Obama's Transportation Proposal Under Fire

WASHINGTON - President Obama's fiscal 2010 budget request proposes what some see as an enormous and potentially damaging shift in the way state and local transportation projects are funded, and the idea is already drawing opposition from key lawmakers.

The Obama administration's budget summary that was released Thursday proposed moving the funds for transportation programs out from under a so-called firewall, and into a year-to-year discretionary spending system that would make them subject to an unpredictable annual appropriations process. Currently, those programs are funded through the highway trust fund, which mostly consists of gasoline and diesel fuel tax revenues.

Administration officials said in the summary that the proposal would not affect outlays and would add transparency to the process of highway funding.

But a group of 14 lawmakers claim the shift would have a destructive effect on transportation programs and sent the president a letter Friday to "strongly oppose" the rule change.

The group includes House Transportation Committee chairman James L. Oberstar, D-Minn, Senate Commerce, Science, and Transportation chairman John D. Rockefeller 4th, D-W.Va., Senate Environment and Public Works chairwoman Barbara Boxer, D-Calif., Senate Banking, Housing, and Urban Affairs chairman Christopher J. Dodd, D-Conn., and Senate Finance chairman Max Baucus, D-Mont.

"While proponents of such a scorekeeping rule change argue that it would increase trust fund transparency, it would in fact do the opposite," the letter said. "We urge you to reconsider [the Office of Management and Budget's] ill-advised proposal."

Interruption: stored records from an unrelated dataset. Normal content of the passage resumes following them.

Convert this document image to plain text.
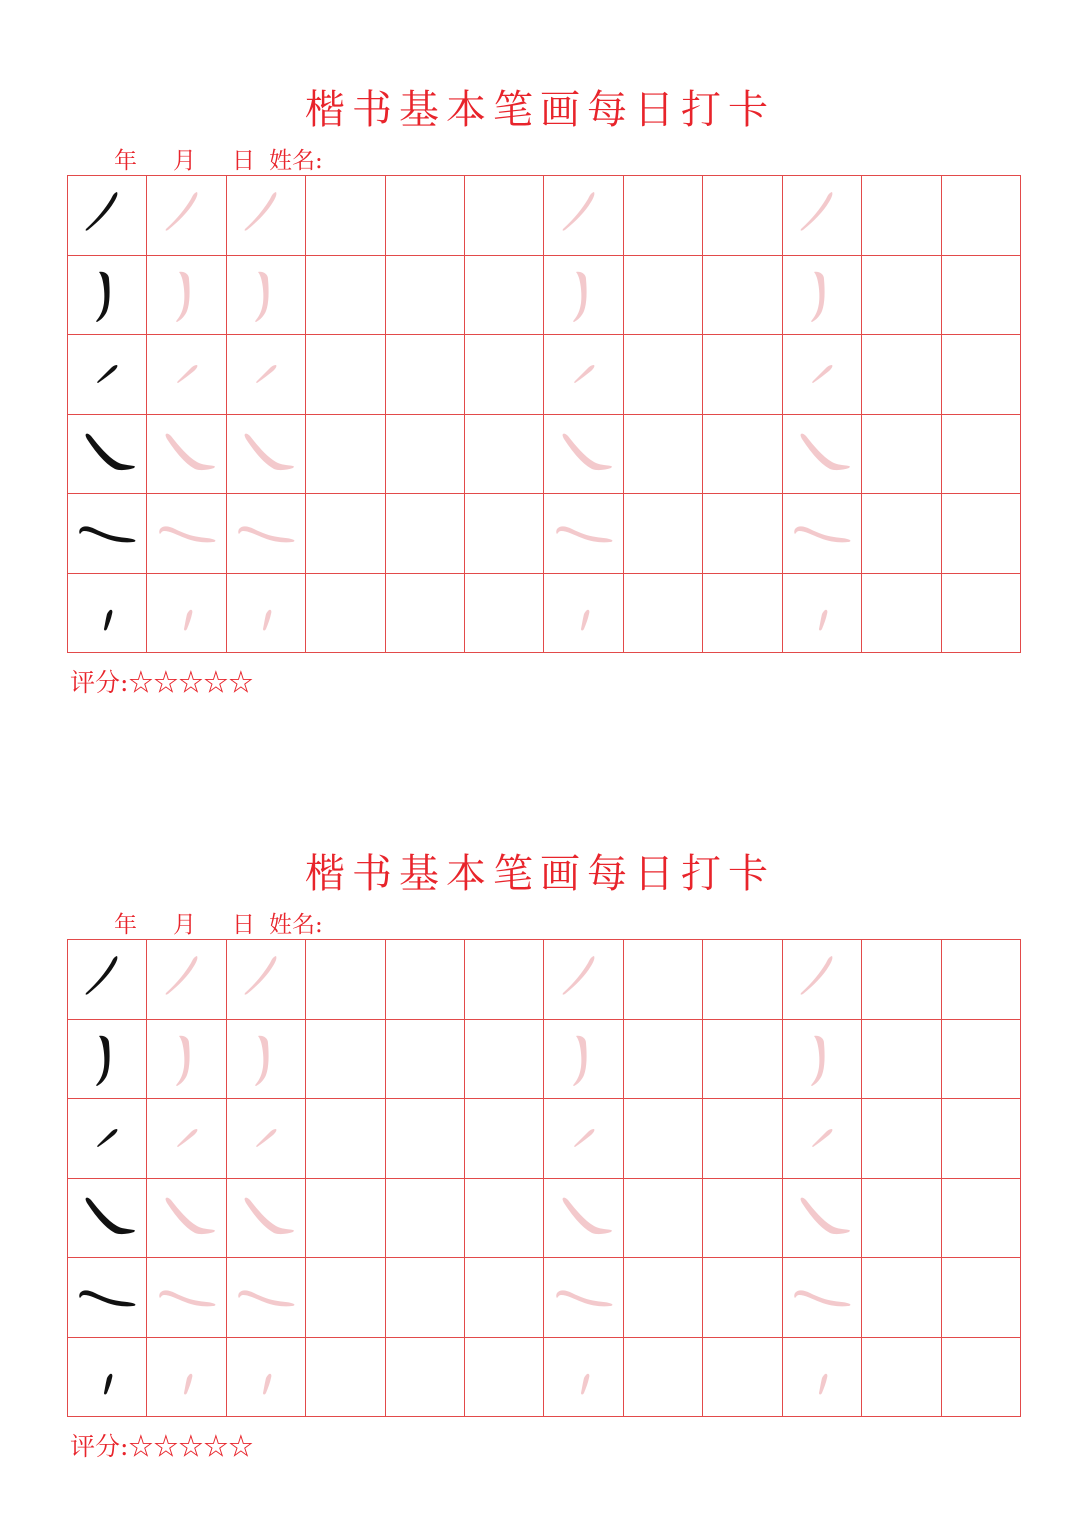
楷书基本笔画每日打卡
年 月 日 姓名:
评分:☆☆☆☆☆
楷书基本笔画每日打卡
年 月 日 姓名:
评分:☆☆☆☆☆
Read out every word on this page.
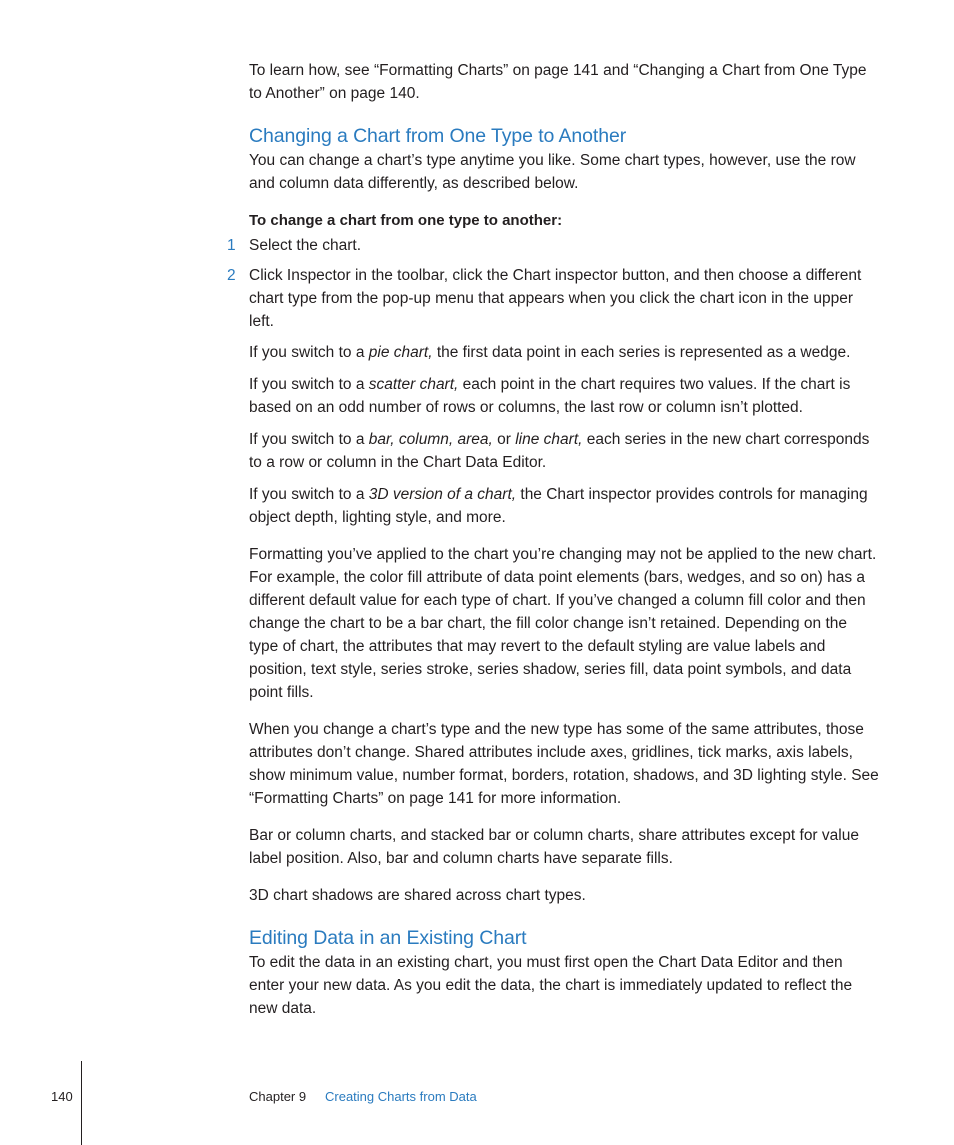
To learn how, see “Formatting Charts” on page 141 and “Changing a Chart from One Type to Another” on page 140.

Changing a Chart from One Type to Another

You can change a chart’s type anytime you like. Some chart types, however, use the row and column data differently, as described below.

To change a chart from one type to another:

1 Select the chart.

2 Click Inspector in the toolbar, click the Chart inspector button, and then choose a different chart type from the pop-up menu that appears when you click the chart icon in the upper left.

If you switch to a pie chart, the first data point in each series is represented as a wedge.

If you switch to a scatter chart, each point in the chart requires two values. If the chart is based on an odd number of rows or columns, the last row or column isn’t plotted.

If you switch to a bar, column, area, or line chart, each series in the new chart corresponds to a row or column in the Chart Data Editor.

If you switch to a 3D version of a chart, the Chart inspector provides controls for managing object depth, lighting style, and more.

Formatting you’ve applied to the chart you’re changing may not be applied to the new chart. For example, the color fill attribute of data point elements (bars, wedges, and so on) has a different default value for each type of chart. If you’ve changed a column fill color and then change the chart to be a bar chart, the fill color change isn’t retained. Depending on the type of chart, the attributes that may revert to the default styling are value labels and position, text style, series stroke, series shadow, series fill, data point symbols, and data point fills.

When you change a chart’s type and the new type has some of the same attributes, those attributes don’t change. Shared attributes include axes, gridlines, tick marks, axis labels, show minimum value, number format, borders, rotation, shadows, and 3D lighting style. See “Formatting Charts” on page 141 for more information.

Bar or column charts, and stacked bar or column charts, share attributes except for value label position. Also, bar and column charts have separate fills.

3D chart shadows are shared across chart types.

Editing Data in an Existing Chart

To edit the data in an existing chart, you must first open the Chart Data Editor and then enter your new data. As you edit the data, the chart is immediately updated to reflect the new data.

140	Chapter 9 Creating Charts from Data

Oberstar said in his committee's statement Friday that the change "could lead to a blurring of the distinction between the two types of funding, as well as the potential for co-mingling of the two and the loss of the dedicated funds for transportation improvements."

Unlike other federal programs, funding for highway, highway safety, airport, and transit programs is provided to states and localities through mandatory contract authority, which essentially spells out how much money state and local governments can expect to receive from year to year for those specific kinds of projects.

In its budget outline description, the Obama administration deemed this method too confusing, saying that funding levels authorized in multi-year legislation are controlled by the appropriations process anyway.

"You have to make some extrapolations," said Jack Basso, director of management and business development for the American Association of State Highway and Transportation Officials.

"What they don't say is what logically follows from that," which is that funding is subject to year-to-year appropriations, possibly hindering each state's ability to make long-term plans for transportation infrastructure, he said.

The change could also give appropriations committees the ability to cut highway and transit funding to states by setting obligation limits - or dollar amounts that could be obligated - that would be lower than funding amounts authorized.

The committees could then use the apparent cost-savings to divert unobligated highway trust fund revenues to other non-transportation programs. That happened in 1993; the highway program level was $20 billion but the obligation limit was set at $15 billion, Basso said.

Sources were reluctant to say that the actual outcome of such a budgetary change would be financially devastating to state transportation programs or the issuance and payment of muni bonds, instead noting that the Obama proposal is still just a proposal and that current credit markets are unpredictable.

"If the government is changing the way that it distributes local aid for highways, then the [grant anticipation revenue vehicle] bond structure might have to change as well," said Matt Fabian, managing director of Municipal Market Advisors.

States can issue Garvee bonds, backed by future federal grant monies, and have done so as recently as last month. The Georgia State Road and Tollway Authority began pricing $600 million of Garvees on Feb. 17.

"It's never too early to worry, but it's too early to sort of act on those worries," Fabian said.

"I'm a little bit skeptical of coming out and saying Garvee bonds will be destroyed. I don't believe that," Basso said. But at the same time, he added, "there is no particularly good reason to change that budget structure."